Calculating the Total Cost of your Data Protection
by David Merrill on Mar 19, 2013
In my last blog post, I introduced a 4-part blog series on the economics or costs of data protection. My colleagues Ros and Claus also are writing a parallel set of blogs on the technology behind data protection. My boss Hu Yoshida also posted compelling points in a blog from 2 months ago, and an experience where only 12% of a customer’s data storage was 1st instance data.
As fate would have it, IDC published a recent report from Laura DuBois, Richard L. Villars, Brad Nisbet entitled “The Copy Data Problem: An Order of Magnitude Analysis.” It is an excellent read, with high points being:
- IDC estimates that in 2012, more than 60% of enterprise disk storage systems (DSS) capacity may have been made of copy data
- Similarly, in 2012, copy data made up nearly 85% of hardware purchases and 65% of storage infrastructure software revenue
- IDC projects that data protection infrastructure will cost businesses $44 Billion in 2013
- They go on to say that the growth of data is bordering on paranoia
So with this as a backdrop, let’s walk through a process to actually calculate the costs of data protection. First, we have to determine what cost elements we should use in a TCO analysis. Luckily HDS has a robust methodology called Storage Economics that provides 34 different cost areas to use in this approach. See these papers and books for more on the 34 costs.
Next, we need to isolate the costs and align them to the different data protection techniques outlined in my first blog. These costs tend to be hard costs, or direct costs. You can add soft costs as well, but for this exercise hard cost calculations will be more impactful to management for them to see what this insurance is really costing. We will handle the risk costs in another part of this data protection blog series, as these risks need to be quantified and dollarized as part of the annualized loss expectancy.
Here is a simple correlation to some of the costs on the far left side, and how these costs may exist in the several data protection methods.
With this framework you are now able to do this math on your own, to calculate techniques unit costs and total costs of data protection. HDS has tools and services to help you if you want to do this a little faster and with people who do this several times a month instead of once in a career.
I also recommend not only measuring data protection cost per usable TB, but also dividing these costs by the 1st instance capacity that you are protecting or in other words, the total cost of data ownership (TCDO). This gives a better metric going forward with improvement and cost reduction plans. With this framework in place, you are now able to start calculating the total cost of your data protection strategy.
Comments (2 )
Very good points.
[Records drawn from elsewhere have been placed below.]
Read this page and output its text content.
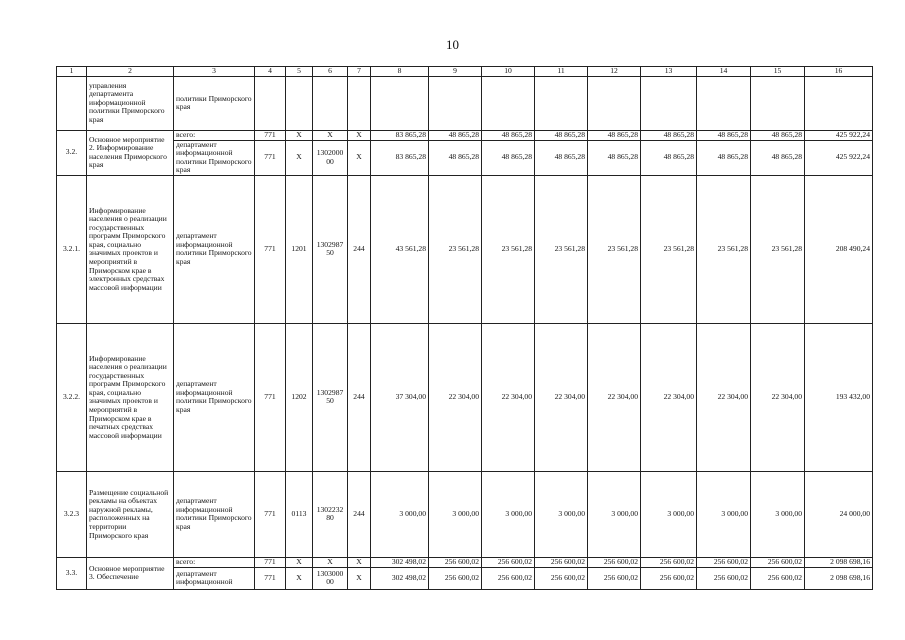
10
1	2	3	4	5	6	7	8	9	10	11	12	13	14	15	16
	управления департамента информационной политики Приморского края	политики Приморского края													
3.2.	Основное мероприятие 2. Информирование населения Приморского края	всего:	771	Х	Х	Х	83 865,28	48 865,28	48 865,28	48 865,28	48 865,28	48 865,28	48 865,28	48 865,28	425 922,24
		департамент информационной политики Приморского края	771	Х	1302000 00	Х	83 865,28	48 865,28	48 865,28	48 865,28	48 865,28	48 865,28	48 865,28	48 865,28	425 922,24
3.2.1.	Информирование населения о реализации государственных программ Приморского края, социально значимых проектов и мероприятий в Приморском крае в электронных средствах массовой информации	департамент информационной политики Приморского края	771	1201	1302987 50	244	43 561,28	23 561,28	23 561,28	23 561,28	23 561,28	23 561,28	23 561,28	23 561,28	208 490,24
3.2.2.	Информирование населения о реализации государственных программ Приморского края, социально значимых проектов и мероприятий в Приморском крае в печатных средствах массовой информации	департамент информационной политики Приморского края	771	1202	1302987 50	244	37 304,00	22 304,00	22 304,00	22 304,00	22 304,00	22 304,00	22 304,00	22 304,00	193 432,00
3.2.3	Размещение социальной рекламы на объектах наружной рекламы, расположенных на территории Приморского края	департамент информационной политики Приморского края	771	0113	1302232 80	244	3 000,00	3 000,00	3 000,00	3 000,00	3 000,00	3 000,00	3 000,00	3 000,00	24 000,00
3.3.	Основное мероприятие 3. Обеспечение	всего:	771	Х	Х	Х	302 498,02	256 600,02	256 600,02	256 600,02	256 600,02	256 600,02	256 600,02	256 600,02	2 098 698,16
		департамент информационной	771	Х	1303000 00	Х	302 498,02	256 600,02	256 600,02	256 600,02	256 600,02	256 600,02	256 600,02	256 600,02	2 098 698,16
I think HP has put together a document that addresses some of the things you are talking about in a very detailed format – http://www.hpl.hp.com/techreports/2005/HPL-2005-107R1.pdf
If you have more content, I would really be interested in knowing more.
Thanks for sending me this paper – it’s a good paper on the physical attributes and characterizations of the physical data center costs. But it does not address the various costs that contribute to data protection. Certainly power, cooling, labor, and floor space are components of this cost (as outlined in the paper) but we also have to quantify outage risk, recovery time, recovery time risk etc. That said, it’s a very good overview of how the mechanics of costing out the physical center can be derived. Thanks again.